Turning to the instant cause, defendant had multiple prior convictions that were a Class 2
or greater class felony, all occurring after 1977, which necessarily required him to be sentenced
as a Class X offender even though he was convicted of a Class 2 felony. According to section 5-
5-3(c)(8), when a defendant has at least two prior Class 2 or higher felony convictions, upon
conviction of the third, he is no longer subject to be sentenced as a Class 2 offender. Although
section 5-5-3(c)(8) increased the defendant’s sentence, it did not change the classification of the
offense with which defendant was charged and convicted. See People v. Rivera, 362 Ill. App. 3d
815, 817 (2005).
Situations like defendant’s appear to be exactly the kind anticipated by the penalty
enhancement of section 5-5-3(c)(8), and defendant has not argued that the legislature acted
outside its authority in creating this section.
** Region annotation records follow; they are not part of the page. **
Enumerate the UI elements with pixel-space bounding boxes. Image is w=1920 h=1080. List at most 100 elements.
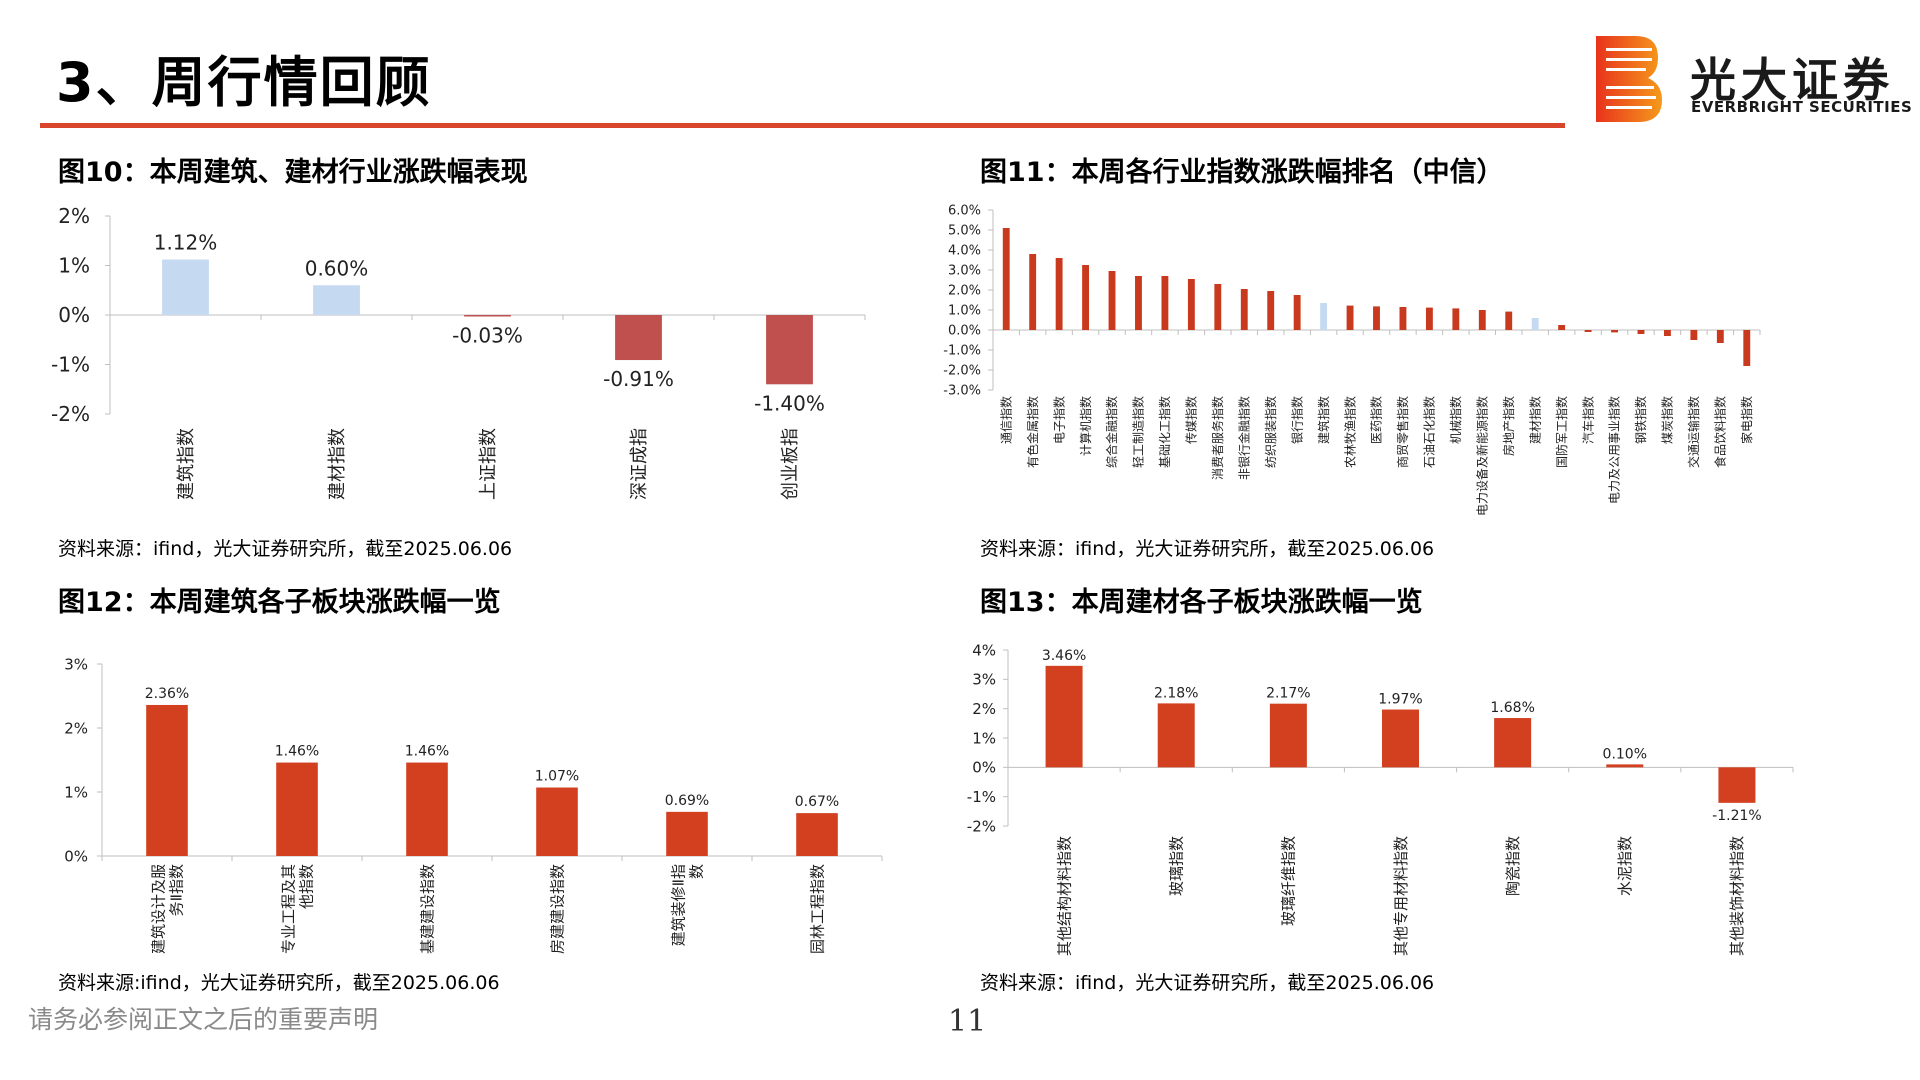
- x-tick-label-line: 他指数: [297, 864, 315, 909]
- bar: [1157, 703, 1195, 768]
- x-tick-label-line: 综合金融指数: [1104, 396, 1119, 468]
- x-tick-label-line: 创业板指: [780, 428, 801, 500]
- x-tick-label-line: 商贸零售指数: [1395, 396, 1410, 468]
- x-tick-label: 商贸零售指数: [1395, 396, 1410, 468]
- y-tick-label: 5.0%: [948, 224, 981, 239]
- x-tick-label: 消费者服务指数: [1210, 396, 1225, 480]
- bar: [276, 762, 318, 856]
- bar: [1045, 665, 1083, 768]
- y-tick-label: -2.0%: [943, 364, 981, 379]
- x-tick-label: 基建建设指数: [418, 864, 436, 954]
- fig12-title: 图12：本周建筑各子板块涨跌幅一览: [58, 587, 501, 618]
- bar: [1269, 703, 1307, 768]
- bar: [1663, 330, 1671, 336]
- x-tick-label: 非银行金融指数: [1236, 396, 1251, 480]
- bar: [1611, 330, 1618, 333]
- bar: [766, 315, 813, 385]
- y-tick-label: -1.0%: [943, 344, 981, 359]
- x-tick-label-line: 电力设备及新能源指数: [1474, 396, 1489, 516]
- x-tick-label-line: 食品饮料指数: [1713, 396, 1728, 468]
- bar: [1584, 330, 1592, 332]
- bar: [1187, 279, 1195, 330]
- fig11-title: 图11：本周各行业指数涨跌幅排名（中信）: [980, 157, 1504, 188]
- x-tick-label: 其他结构材料指数: [1055, 836, 1073, 956]
- y-tick-label: 0%: [972, 759, 996, 777]
- x-tick-label-line: 电子指数: [1051, 396, 1066, 444]
- bar: [1267, 291, 1275, 330]
- x-tick-label: 汽车指数: [1580, 396, 1595, 444]
- x-tick-label: 医药指数: [1369, 396, 1384, 444]
- bar: [1494, 718, 1532, 768]
- x-tick-label: 建筑设计及服务Ⅱ指数: [149, 864, 185, 954]
- y-tick-label: 6.0%: [948, 204, 981, 219]
- x-tick-label-line: 建筑装修Ⅱ指: [669, 864, 687, 946]
- x-tick-label: 计算机指数: [1078, 396, 1093, 456]
- y-tick-label: 0.0%: [948, 324, 981, 339]
- x-tick-label-line: 石油石化指数: [1422, 396, 1437, 468]
- x-tick-label-line: 交通运输指数: [1686, 396, 1701, 468]
- y-tick-label: 2.0%: [948, 284, 981, 299]
- bar: [1346, 305, 1354, 330]
- bar: [1478, 310, 1486, 330]
- x-tick-label-line: 非银行金融指数: [1236, 396, 1251, 480]
- x-tick-label: 传媒指数: [1184, 396, 1199, 444]
- bar: [1718, 767, 1756, 803]
- x-tick-label-line: 计算机指数: [1078, 396, 1093, 456]
- x-tick-label-line: 煤炭指数: [1660, 396, 1675, 444]
- bar: [1373, 306, 1380, 330]
- bar: [1743, 330, 1751, 366]
- x-tick-label-line: 农林牧渔指数: [1342, 396, 1357, 468]
- data-label: 0.10%: [1603, 746, 1647, 762]
- x-tick-label: 园林工程指数: [808, 864, 826, 954]
- x-tick-label: 专业工程及其他指数: [279, 864, 315, 954]
- fig11-source: 资料来源：ifind，光大证券研究所，截至2025.06.06: [980, 538, 1435, 560]
- bar: [1381, 709, 1420, 768]
- x-tick-label-line: 园林工程指数: [808, 864, 826, 954]
- y-tick-label: 4.0%: [948, 244, 981, 259]
- x-tick-label-line: 上证指数: [478, 428, 499, 500]
- fig13-title: 图13：本周建材各子板块涨跌幅一览: [980, 587, 1423, 618]
- x-tick-label-line: 数: [687, 864, 705, 879]
- data-label: -0.03%: [452, 323, 523, 347]
- data-label: 1.07%: [535, 769, 579, 785]
- data-label: 0.60%: [305, 256, 369, 280]
- x-tick-label-line: 汽车指数: [1580, 396, 1595, 444]
- data-label: -1.21%: [1712, 808, 1762, 824]
- x-tick-label-line: 专业工程及其: [279, 864, 297, 954]
- x-tick-label: 房地产指数: [1501, 396, 1516, 456]
- x-tick-label: 其他装饰材料指数: [1728, 836, 1746, 956]
- x-tick-label-line: 钢铁指数: [1633, 396, 1648, 444]
- x-tick-label: 煤炭指数: [1660, 396, 1675, 444]
- data-label: 2.36%: [145, 686, 189, 702]
- x-tick-label: 家电指数: [1739, 396, 1754, 444]
- bar: [1082, 265, 1090, 330]
- bar: [1637, 330, 1645, 334]
- x-tick-label-line: 建筑指数: [176, 428, 197, 500]
- bar: [1029, 254, 1037, 330]
- y-tick-label: 3%: [972, 671, 996, 689]
- x-tick-label-line: 玻璃指数: [1167, 836, 1185, 896]
- bar: [146, 704, 188, 856]
- x-tick-label-line: 其他专用材料指数: [1392, 836, 1410, 956]
- x-tick-label: 深证成指: [629, 428, 650, 500]
- data-label: 1.97%: [1378, 692, 1422, 708]
- fig10-chart: 2% 1% 0% -1% -2% 1.12% 建筑指数 0.60% 建材指数 -0.03% 上证指数…: [51, 204, 866, 500]
- x-tick-label-line: 通信指数: [998, 396, 1013, 444]
- x-tick-label: 建筑指数: [176, 428, 197, 500]
- x-tick-label: 食品饮料指数: [1713, 396, 1728, 468]
- y-tick-label: 1%: [972, 729, 996, 747]
- y-tick-label: 2%: [64, 719, 88, 737]
- bar: [1002, 228, 1010, 330]
- x-tick-label-line: 国防军工指数: [1554, 396, 1569, 468]
- data-label: -0.91%: [603, 367, 674, 391]
- x-tick-label: 水泥指数: [1616, 836, 1634, 896]
- data-label: 1.68%: [1490, 700, 1534, 716]
- x-tick-label: 石油石化指数: [1422, 396, 1437, 468]
- bar: [1240, 289, 1248, 330]
- y-tick-label: 0%: [64, 847, 88, 865]
- x-tick-label-line: 银行指数: [1289, 396, 1304, 444]
- bar: [536, 787, 578, 856]
- x-tick-label-line: 房建建设指数: [548, 864, 566, 954]
- x-tick-label: 建材指数: [327, 428, 348, 500]
- bar: [796, 813, 838, 856]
As such, we conclude that based on defendant’s
prior convictions, the Class 2 sentencing range did not apply to defendant’s sentence and that he
was mandatorily subject to the sentencing provisions of section 5-5-3(c)(8). In so finding, we
decline to apply the policy of lenity here.
Accordingly, we affirm the judgment of the trial court.
Affirmed.
HOFFMAN, P.J., and HALL, J., concur.